Kâbe imamı Abdurrahman es-Sudeys geçtiğimiz Eylül’de New York’ta yapılan “Amerika ve İslam Dünyası ilişkileri” konulu toplantının kapanış konuşmasında “Amerika ve Suudi Arabistan, dünyanın iki kutbu olarak dünyayı yönetiyoruz” demişti.

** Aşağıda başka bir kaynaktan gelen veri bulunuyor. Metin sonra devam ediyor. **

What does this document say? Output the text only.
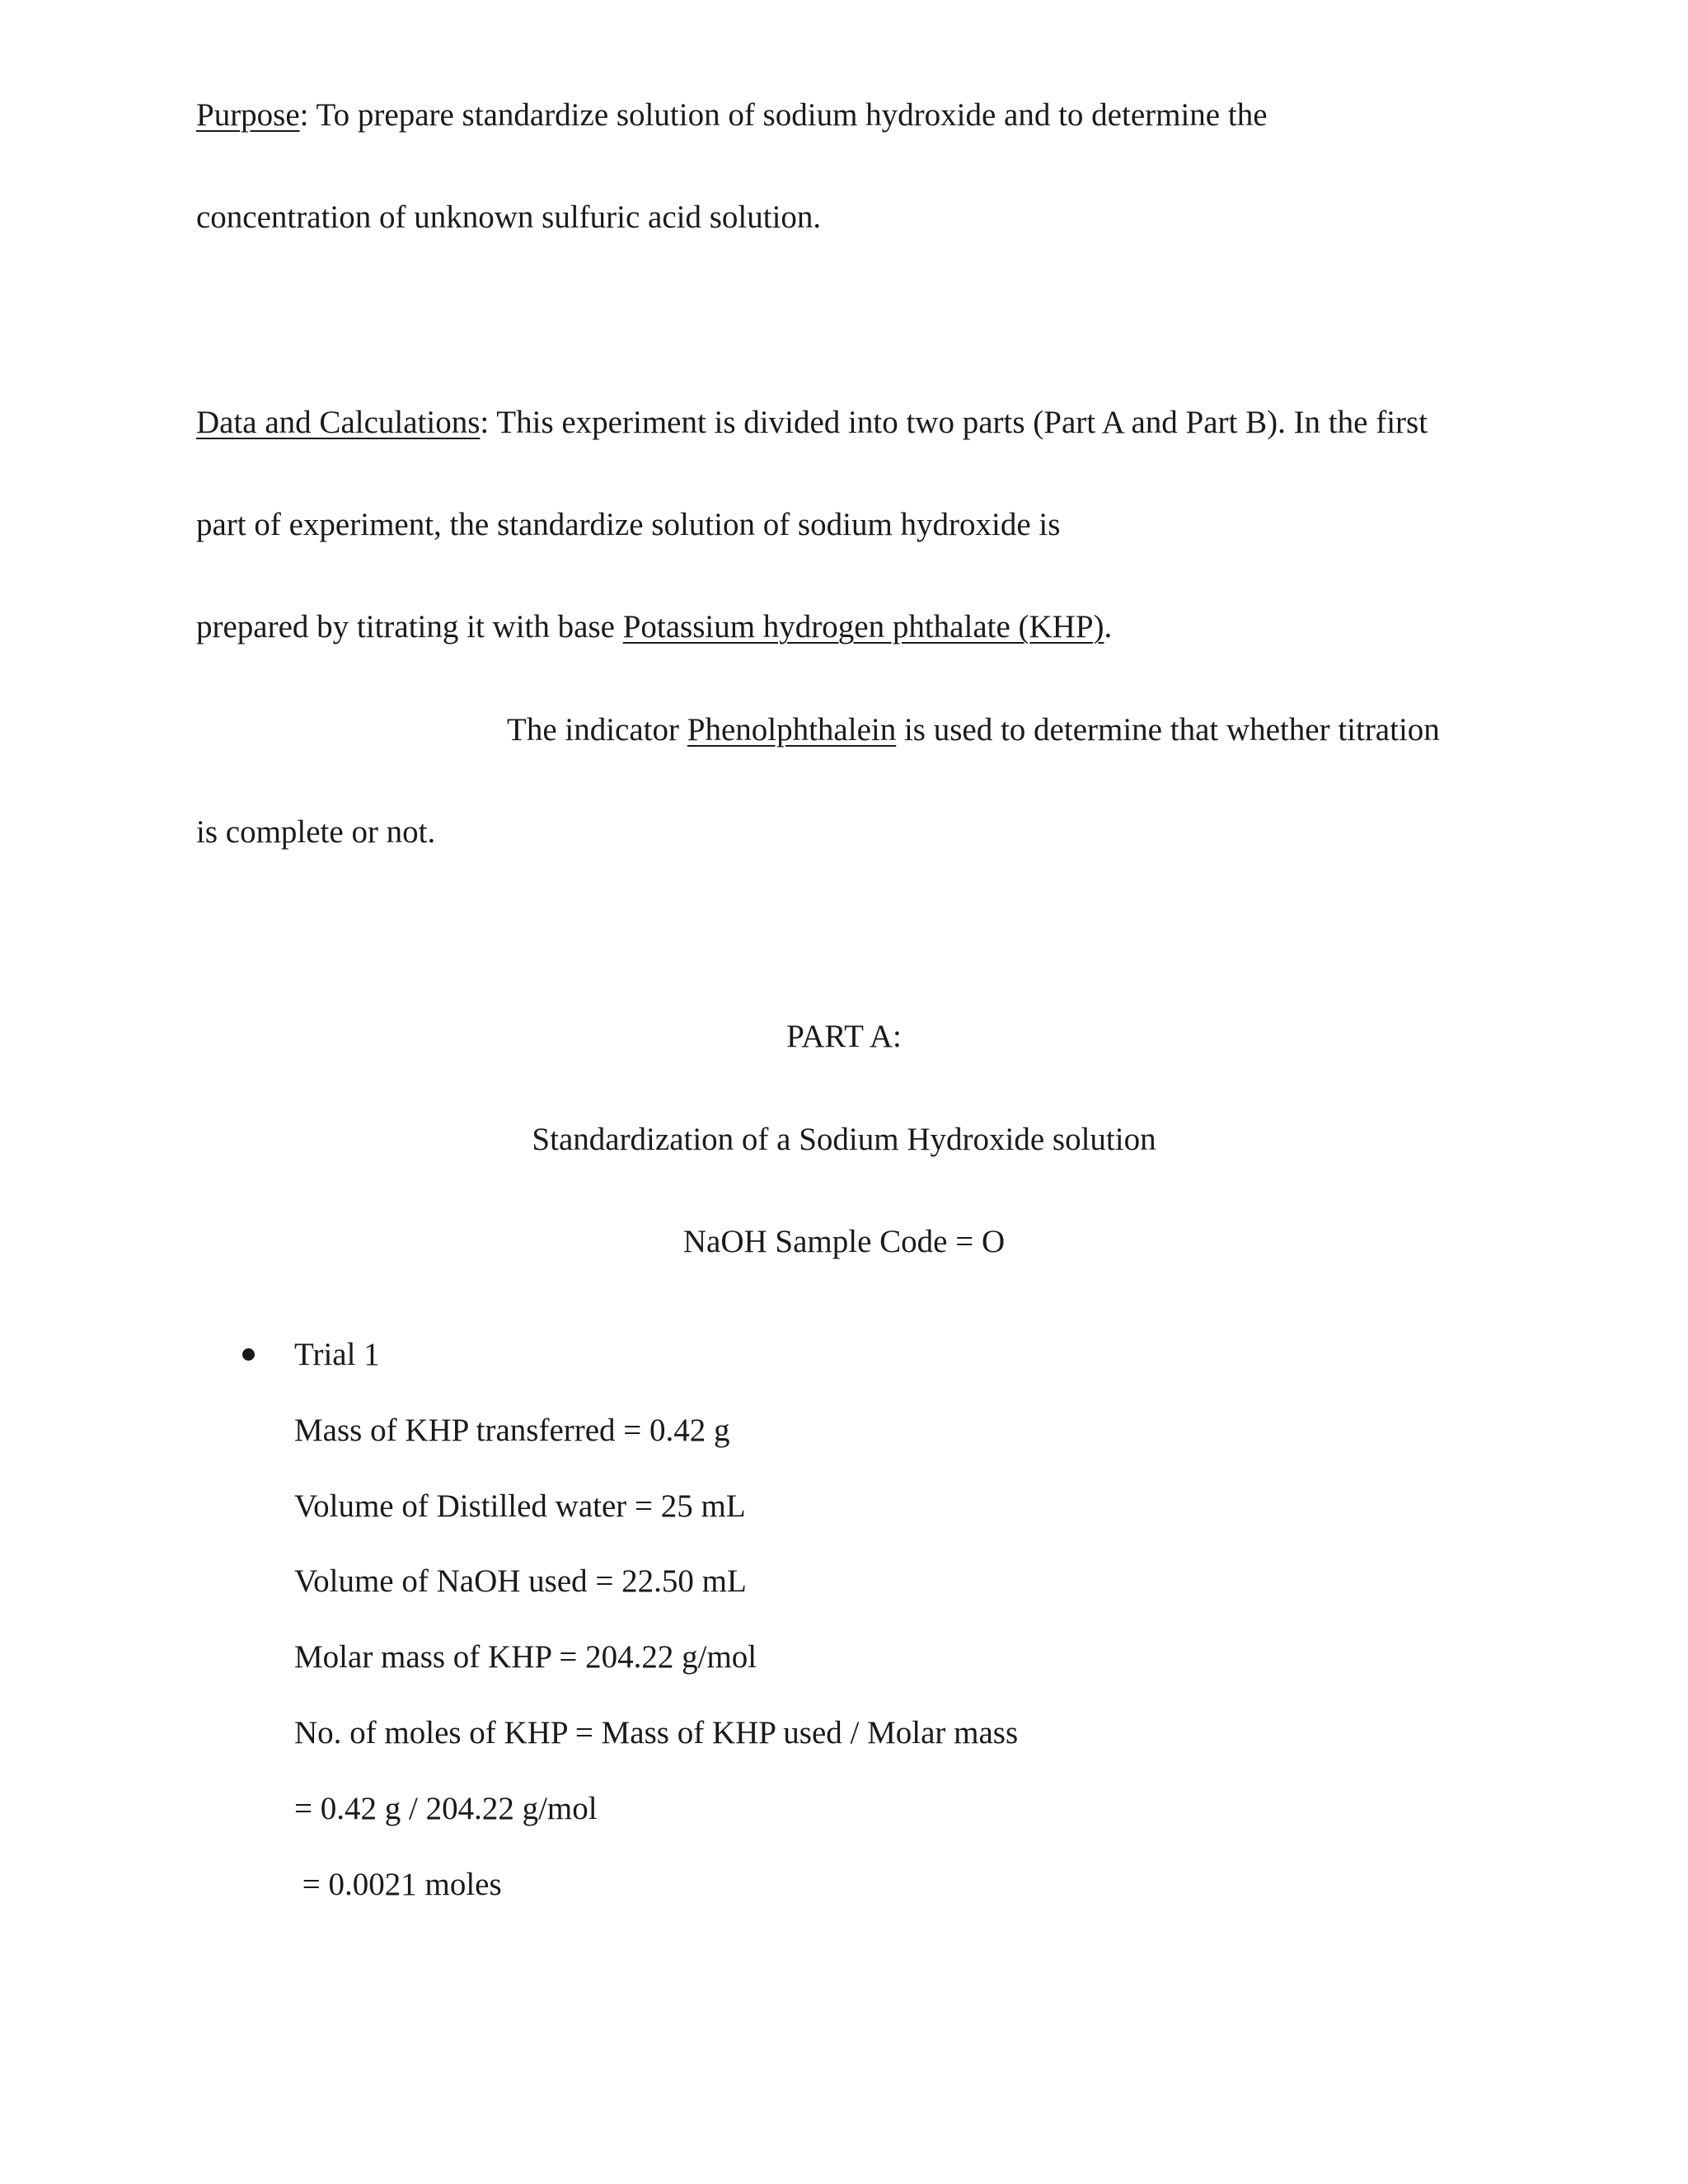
Purpose: To prepare standardize solution of sodium hydroxide and to determine the
concentration of unknown sulfuric acid solution.
Data and Calculations: This experiment is divided into two parts (Part A and Part B). In the first
part of experiment, the standardize solution of sodium hydroxide is
prepared by titrating it with base Potassium hydrogen phthalate (KHP).
The indicator Phenolphthalein is used to determine that whether titration
is complete or not.
PART A:
Standardization of a Sodium Hydroxide solution
NaOH Sample Code = O
Trial 1
Mass of KHP transferred = 0.42 g
Volume of Distilled water = 25 mL
Volume of NaOH used = 22.50 mL
Molar mass of KHP = 204.22 g/mol
No. of moles of KHP = Mass of KHP used / Molar mass
= 0.42 g / 204.22 g/mol
= 0.0021 moles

Lübnan Başbakanı Saad Hariri, Beyrut’ta Ayetullah Hamaney’in başdanışmanı Ali Ekber Velayeti ile görüşmesinin ardından, bir hafta içinde iki kez gittiği Riyad’da istifasını Suudi devlet televizyonundan açıkladı. Tartışmalara yol açan bu adım, Suudi Arabistan Körfez İşleri Bakanı Sebhan’ın “Hizbullah’ın uygulamaları karşısında Lübnan hükümetinin sessizliğine şaşırıyorum” demesinden iki gün sonraya rastladı.
Veliaht prens Muhammed bin Selman’ın, Filistin devlet başkanı Mahmud Abbas’a, çerçevesi ABD tarafından çizilen ve 2018’in ilk aylarında açıklanması beklenen “Ortadoğu Barış Planı”nı ya kabul ya da istifa etmesi için baskı yaptığı iddiaları, İngiliz The Times gazetesine yansıdı.

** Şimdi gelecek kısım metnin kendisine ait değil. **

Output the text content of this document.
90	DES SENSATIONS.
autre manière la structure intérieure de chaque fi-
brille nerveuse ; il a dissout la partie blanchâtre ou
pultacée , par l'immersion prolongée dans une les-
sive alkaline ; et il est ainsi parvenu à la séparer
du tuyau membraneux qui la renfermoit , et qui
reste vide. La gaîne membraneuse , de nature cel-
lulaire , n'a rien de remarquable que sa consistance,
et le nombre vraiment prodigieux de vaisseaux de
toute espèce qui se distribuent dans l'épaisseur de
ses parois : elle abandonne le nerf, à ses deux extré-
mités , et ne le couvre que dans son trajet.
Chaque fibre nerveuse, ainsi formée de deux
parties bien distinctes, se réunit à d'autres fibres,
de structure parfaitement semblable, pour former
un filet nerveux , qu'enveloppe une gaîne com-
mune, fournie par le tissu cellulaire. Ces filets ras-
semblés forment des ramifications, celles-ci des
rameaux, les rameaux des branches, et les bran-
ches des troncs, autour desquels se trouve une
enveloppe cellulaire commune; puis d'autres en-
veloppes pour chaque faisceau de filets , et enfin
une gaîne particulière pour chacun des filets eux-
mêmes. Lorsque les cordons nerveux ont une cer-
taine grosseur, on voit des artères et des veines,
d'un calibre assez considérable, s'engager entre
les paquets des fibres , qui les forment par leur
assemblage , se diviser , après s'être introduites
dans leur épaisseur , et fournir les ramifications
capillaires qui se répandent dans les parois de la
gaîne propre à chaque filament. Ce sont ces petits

Suudi Arabistan müftüsü ve Ulema Heyeti başkanı Abdulaziz Al-i Şeyh, (a) “İsrail’a karşı savaşmanın caiz olmadığını”; (b) ” Hamas’ın bir terör örgütü olduğunu ve Filistinlilere zarar verdiğini” ileri sürüp, (c) “Hizbullah’a karşı İsrail ordusuyla işbirliği yapılabileceğini” belirten bir fetva yayınladı. Bunun üzerine İsrail İletişim Bakanı Eyüp Kara şeyhi kutlayıp ülkesine davet etti.

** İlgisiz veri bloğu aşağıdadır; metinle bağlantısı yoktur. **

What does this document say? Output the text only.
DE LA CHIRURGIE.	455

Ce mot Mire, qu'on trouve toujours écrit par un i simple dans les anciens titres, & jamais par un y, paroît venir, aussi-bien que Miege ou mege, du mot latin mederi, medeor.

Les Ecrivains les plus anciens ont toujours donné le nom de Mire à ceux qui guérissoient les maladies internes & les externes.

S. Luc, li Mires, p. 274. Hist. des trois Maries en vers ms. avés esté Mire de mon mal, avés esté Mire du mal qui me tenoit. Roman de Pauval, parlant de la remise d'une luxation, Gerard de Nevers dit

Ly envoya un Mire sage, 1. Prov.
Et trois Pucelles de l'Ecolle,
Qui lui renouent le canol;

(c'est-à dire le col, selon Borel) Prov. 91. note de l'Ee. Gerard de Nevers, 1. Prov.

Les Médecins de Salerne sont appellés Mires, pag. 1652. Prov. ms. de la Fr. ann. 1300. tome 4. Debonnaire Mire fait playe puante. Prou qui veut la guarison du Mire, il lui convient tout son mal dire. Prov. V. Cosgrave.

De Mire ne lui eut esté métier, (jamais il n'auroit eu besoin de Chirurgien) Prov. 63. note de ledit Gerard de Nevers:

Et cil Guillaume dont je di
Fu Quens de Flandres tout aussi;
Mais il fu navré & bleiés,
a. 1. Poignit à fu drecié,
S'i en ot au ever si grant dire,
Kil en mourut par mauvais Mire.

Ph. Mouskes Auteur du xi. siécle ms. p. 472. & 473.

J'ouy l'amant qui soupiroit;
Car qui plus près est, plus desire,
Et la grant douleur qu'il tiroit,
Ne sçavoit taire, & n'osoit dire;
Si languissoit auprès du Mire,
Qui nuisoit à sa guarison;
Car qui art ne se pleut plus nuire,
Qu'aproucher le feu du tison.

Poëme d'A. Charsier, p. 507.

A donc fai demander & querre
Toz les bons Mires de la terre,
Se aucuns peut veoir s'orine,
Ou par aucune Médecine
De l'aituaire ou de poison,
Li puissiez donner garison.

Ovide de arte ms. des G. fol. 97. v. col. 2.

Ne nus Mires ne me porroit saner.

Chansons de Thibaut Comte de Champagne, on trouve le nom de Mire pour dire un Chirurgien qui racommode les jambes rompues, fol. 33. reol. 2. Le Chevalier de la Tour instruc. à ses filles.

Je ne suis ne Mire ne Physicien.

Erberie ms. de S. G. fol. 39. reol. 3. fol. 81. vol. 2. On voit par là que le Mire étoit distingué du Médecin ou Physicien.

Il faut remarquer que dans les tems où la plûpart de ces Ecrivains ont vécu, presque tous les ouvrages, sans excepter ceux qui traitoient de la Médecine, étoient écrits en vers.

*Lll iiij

Suudi Arabistan ve ABD çok büyük (350 milyar dolarlık) bir silah anlaşması imzaladı. Aramco petrol şirketinin New York Borsasına kote edilip halka açılması ve işlem görmesi kararlaştırıldı.
Ülkenin kuzey batısında, Kızıldeniz kıyısında, Suudi Arabistan ile Mısır ve Ürdün arasındaki bölgede, kıtaları bağlayan; modern sanayinin, uluslararası ticaretin ve turizmin kapısını açan, ileri teknolojik sistemlere dayalı, NEOM adında dev bir bölgenin inşa edileceği duyuruldu. Adeta şeriatsız gibi tasarlanan bu bölgede Kuveyt, Dubai ve Abu Dabi tarzı bir yaşamın gerçekleştirileceği; kadın ve erkeklerin birlikte denize girebileceği açıklandı. NEOM’un 50 milyar dolarlık uluslararası yatırım çekmesi bekleniyor. Ilımlı İslam düşüncesiyle kastedilen bütün uygulama ve modellerin burada hayat bulması amaçlanıyor.